The challenge comes from seeing if either one of them is going to grow. Emma has this incredible opportunity with, practically, immortality. What is she going to do with it? How can a spirit continue to evolve and adapt and learn about the world? And with Pratt, the big question is, is he going to become more empathetic? These stories are about how we cling so tightly to these definitions of who we are, and to change that is really to rock our worlds.
Moab Sun: The book is set in a “climate-ravaged” town. Why did you decide to write about climate change for this story?
Dressler: The desert has a front row seat to climate change.

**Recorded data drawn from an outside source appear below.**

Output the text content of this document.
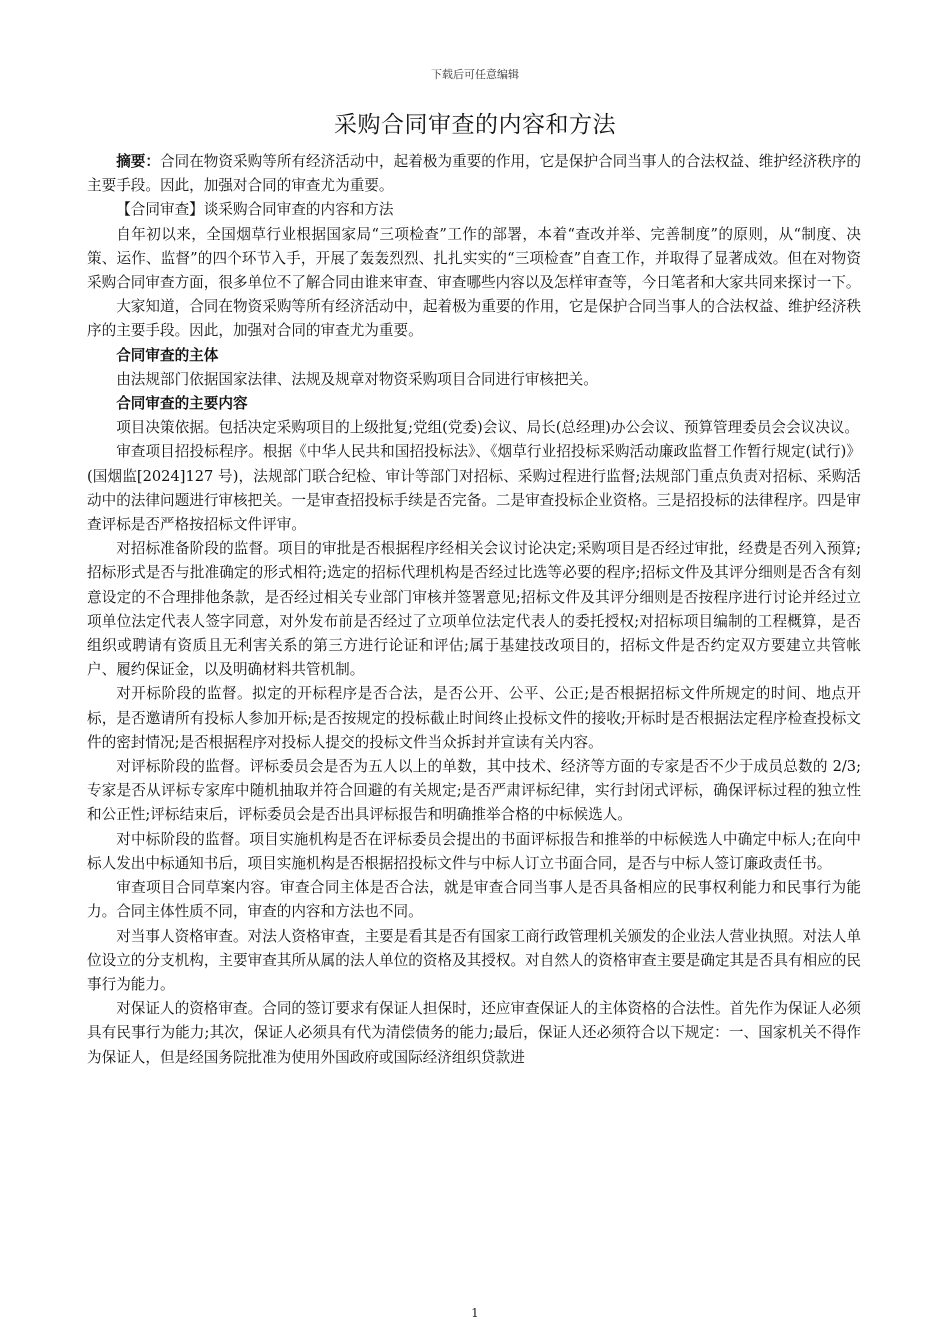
下载后可任意编辑
采购合同审查的内容和方法

摘要：合同在物资采购等所有经济活动中，起着极为重要的作用，它是保护合同当事人的合法权益、维护经济秩序的主要手段。因此，加强对合同的审查尤为重要。

【合同审查】谈采购合同审查的内容和方法

自年初以来，全国烟草行业根据国家局“三项检查”工作的部署，本着“查改并举、完善制度”的原则，从“制度、决策、运作、监督”的四个环节入手，开展了轰轰烈烈、扎扎实实的“三项检查”自查工作，并取得了显著成效。但在对物资采购合同审查方面，很多单位不了解合同由谁来审查、审查哪些内容以及怎样审查等，今日笔者和大家共同来探讨一下。

大家知道，合同在物资采购等所有经济活动中，起着极为重要的作用，它是保护合同当事人的合法权益、维护经济秩序的主要手段。因此，加强对合同的审查尤为重要。

合同审查的主体

由法规部门依据国家法律、法规及规章对物资采购项目合同进行审核把关。

合同审查的主要内容

项目决策依据。包括决定采购项目的上级批复;党组(党委)会议、局长(总经理)办公会议、预算管理委员会会议决议。

审查项目招投标程序。根据《中华人民共和国招投标法》、《烟草行业招投标采购活动廉政监督工作暂行规定(试行)》(国烟监[2024]127 号)，法规部门联合纪检、审计等部门对招标、采购过程进行监督;法规部门重点负责对招标、采购活动中的法律问题进行审核把关。一是审查招投标手续是否完备。二是审查投标企业资格。三是招投标的法律程序。四是审查评标是否严格按招标文件评审。

对招标准备阶段的监督。项目的审批是否根据程序经相关会议讨论决定;采购项目是否经过审批，经费是否列入预算;招标形式是否与批准确定的形式相符;选定的招标代理机构是否经过比选等必要的程序;招标文件及其评分细则是否含有刻意设定的不合理排他条款，是否经过相关专业部门审核并签署意见;招标文件及其评分细则是否按程序进行讨论并经过立项单位法定代表人签字同意，对外发布前是否经过了立项单位法定代表人的委托授权;对招标项目编制的工程概算，是否组织或聘请有资质且无利害关系的第三方进行论证和评估;属于基建技改项目的，招标文件是否约定双方要建立共管帐户、履约保证金，以及明确材料共管机制。

对开标阶段的监督。拟定的开标程序是否合法，是否公开、公平、公正;是否根据招标文件所规定的时间、地点开标，是否邀请所有投标人参加开标;是否按规定的投标截止时间终止投标文件的接收;开标时是否根据法定程序检查投标文件的密封情况;是否根据程序对投标人提交的投标文件当众拆封并宣读有关内容。

对评标阶段的监督。评标委员会是否为五人以上的单数，其中技术、经济等方面的专家是否不少于成员总数的 2/3;专家是否从评标专家库中随机抽取并符合回避的有关规定;是否严肃评标纪律，实行封闭式评标，确保评标过程的独立性和公正性;评标结束后，评标委员会是否出具评标报告和明确推举合格的中标候选人。

对中标阶段的监督。项目实施机构是否在评标委员会提出的书面评标报告和推举的中标候选人中确定中标人;在向中标人发出中标通知书后，项目实施机构是否根据招投标文件与中标人订立书面合同，是否与中标人签订廉政责任书。

审查项目合同草案内容。审查合同主体是否合法，就是审查合同当事人是否具备相应的民事权利能力和民事行为能力。合同主体性质不同，审查的内容和方法也不同。

对当事人资格审查。对法人资格审查，主要是看其是否有国家工商行政管理机关颁发的企业法人营业执照。对法人单位设立的分支机构，主要审查其所从属的法人单位的资格及其授权。对自然人的资格审查主要是确定其是否具有相应的民事行为能力。

对保证人的资格审查。合同的签订要求有保证人担保时，还应审查保证人的主体资格的合法性。首先作为保证人必须具有民事行为能力;其次，保证人必须具有代为清偿债务的能力;最后，保证人还必须符合以下规定：一、国家机关不得作为保证人，但是经国务院批准为使用外国政府或国际经济组织贷款进

1
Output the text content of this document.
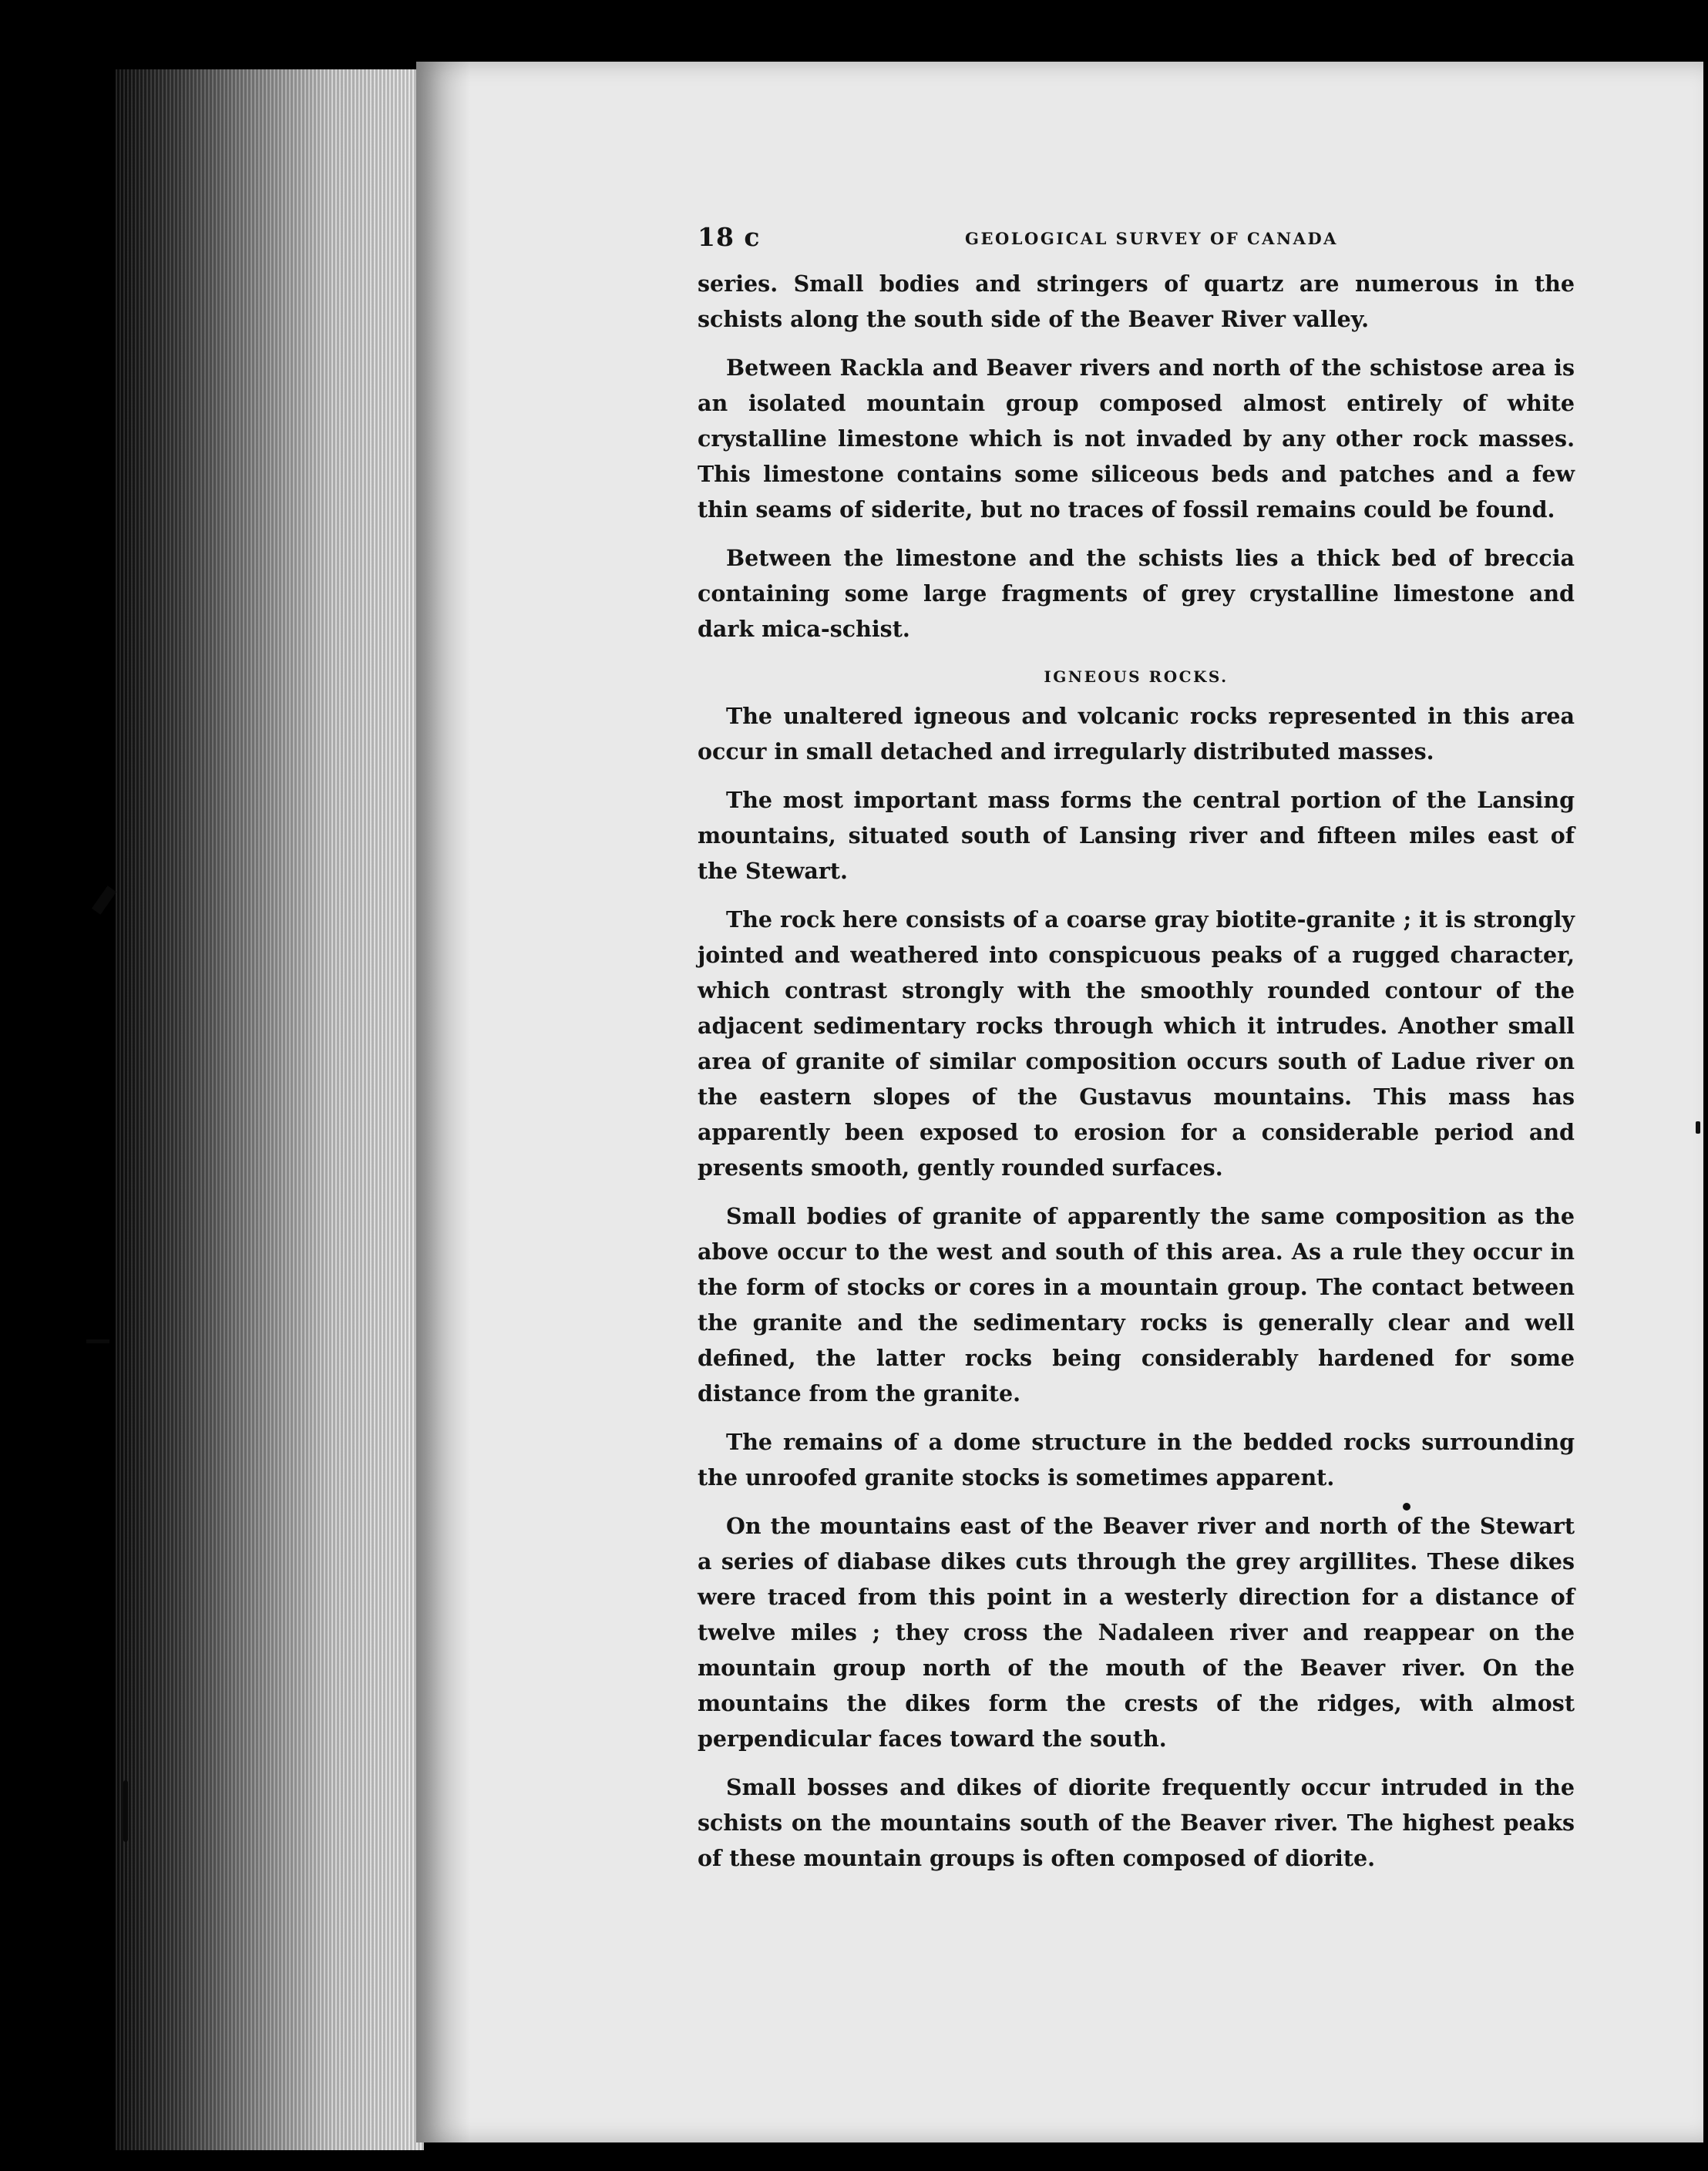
18 c	GEOLOGICAL SURVEY OF CANADA

series. Small bodies and stringers of quartz are numerous in the schists along the south side of the Beaver River valley.

Between Rackla and Beaver rivers and north of the schistose area is an isolated mountain group composed almost entirely of white crystalline limestone which is not invaded by any other rock masses. This limestone contains some siliceous beds and patches and a few thin seams of siderite, but no traces of fossil remains could be found.

Between the limestone and the schists lies a thick bed of breccia containing some large fragments of grey crystalline limestone and dark mica-schist.

IGNEOUS ROCKS.

The unaltered igneous and volcanic rocks represented in this area occur in small detached and irregularly distributed masses.

The most important mass forms the central portion of the Lansing mountains, situated south of Lansing river and fifteen miles east of the Stewart.

The rock here consists of a coarse gray biotite-granite ; it is strongly jointed and weathered into conspicuous peaks of a rugged character, which contrast strongly with the smoothly rounded contour of the adjacent sedimentary rocks through which it intrudes. Another small area of granite of similar composition occurs south of Ladue river on the eastern slopes of the Gustavus mountains. This mass has apparently been exposed to erosion for a considerable period and presents smooth, gently rounded surfaces.

Small bodies of granite of apparently the same composition as the above occur to the west and south of this area. As a rule they occur in the form of stocks or cores in a mountain group. The contact between the granite and the sedimentary rocks is generally clear and well defined, the latter rocks being considerably hardened for some distance from the granite.

The remains of a dome structure in the bedded rocks surrounding the unroofed granite stocks is sometimes apparent.

On the mountains east of the Beaver river and north of the Stewart a series of diabase dikes cuts through the grey argillites. These dikes were traced from this point in a westerly direction for a distance of twelve miles ; they cross the Nadaleen river and reappear on the mountain group north of the mouth of the Beaver river. On the mountains the dikes form the crests of the ridges, with almost perpendicular faces toward the south.

Small bosses and dikes of diorite frequently occur intruded in the schists on the mountains south of the Beaver river. The highest peaks of these mountain groups is often composed of diorite.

If you’re going to write a novel set in a contemporary setting, or even a little bit in the future, it’s hard not to talk about climate change. How would you ignore it?
One of the driving questions for me is, are we leaving the planet more fit for the dead? Ghosts traditionally have been used to amp up our fears, to get us to think about this thing over here that is fearful instead of something else. I think what quite often happens is that we create ghosts in order to not look at other things. We’re taught to be afraid of the shadowy being instead of focusing on the thing that we should really be afraid of, like, wealthy polluters. And so for me, that’s where it all comes together.
Moab Sun: Can you expand a bit on your writing process?
Dressler: My process over the years has been pretty slow. When I started writing ghost stories, what happened was that Emma just appeared to me. This sounds corny, but she just manifested in front of me. I was on a trip to California and I was along the beautiful coast there, and this little thought just flooded into my head: “it’s so beautiful here. Even if you died, you wouldn’t want to leave.” The minute I had that thought, poof, Emma appeared.
It takes a long time to listen to a ghost and figure out what they’re trying to tell you. So it usually takes me several years to write a book. My process is to listen. I don’t outline books, I don’t plan them in advance. I just listen to the character and I research the setting of the book, and then I let the story unfold.
What’s happened with The Last Ghost series is that each book has has come more quickly. “Our Eyes at Night” just it flowed—it was almost like it was writing itself. It’s like I’ve been waiting all my life to write that book.
Moab Sun: Do you have anything else you want to add?
Dressler: It’s also a love story. That kind of surprised me, because I think we don’t think of ghosts being deserving of that, or of making connections in that way. One of the things I love about writing about ghost stories is that they get you to think about body and soul. Emma is really interested in how she’s not a body, but she’s not smoke. She occupies this really fluid place. I love the opportunity to think about how she feels and touches and strokes the world, and what would it mean if she found someone or something that she loved? In this case, in this book, she does. It was really interesting to try and tell a page turning ghost story that also has deep and important themes about climate and what it means to be seen, and to think about connection.